Heart FM Cagayan de Oro (DXCO)

Cagayan de Oro; Philippines;
- Broadcast area: Misamis Oriental, parts of Lanao del Norte and Bukidnon
- Frequency: 92.7 MHz
- Branding: Heart FM 92.7

Programming
- Languages: Cebuano, Filipino
- Format: Soft adult contemporary, Talk

Ownership
- Owner: Cagayan de Oro Media Corporation
- Operator: Highland Broadcasting Network Corporation

History
- First air date: July 1, 2017
- Former names: Radyo ni Juan (2017–2020); Radyo Abante (2021–2022);
- Call sign meaning: Cagayan de Oro

Technical information
- Licensing authority: NTC
- Power: 5,000 watts
- Repeater: Bukidnon: DXIZ 93.7 MHz

= DXCO-FM =

Radio station in Cagayan de Oro, Philippines

DXCO (92.7 FM), on-air as Heart FM 92.7, is a radio station owned by Cagayan de Oro Media Corporation and operated by Highland Broadcasting Network Corporation. The station's studio is located at the 5th Floor, FICCO Admin Building, Vamenta Blvd., Brgy. Carmen, Cagayan de Oro, and its transmitter is located along Gumamela Ext., Brgy. Carmen, Cagayan de Oro.

==History==
The station was established on July 1, 2017, under the Radyo ni Juan network. It was managed by Rizal Memorial Colleges Broadcasting Corporation, which also managed sister station DXJR. In August 2020, the station, along with most of Radyo ni Juan stations, went off the air due to financial problems.

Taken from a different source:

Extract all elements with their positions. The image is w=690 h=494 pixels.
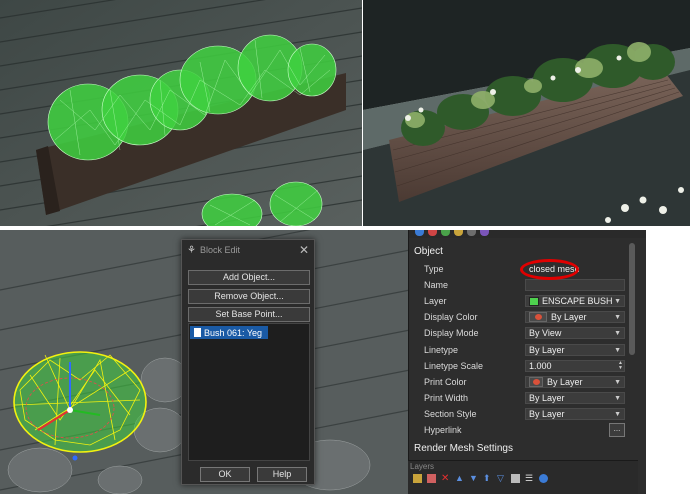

On March 1, 2021, former Bukidnon 3rd District board member Gordon Torres, manager of Bukidnon-based 92.1 FM, took over the station's operations and relaunched it as Radyo Abante. It went off the air in March 2022. On February 14, 2023, management of Bukidnon-based DXIZ took over the station's operations and relaunched it as Heart FM.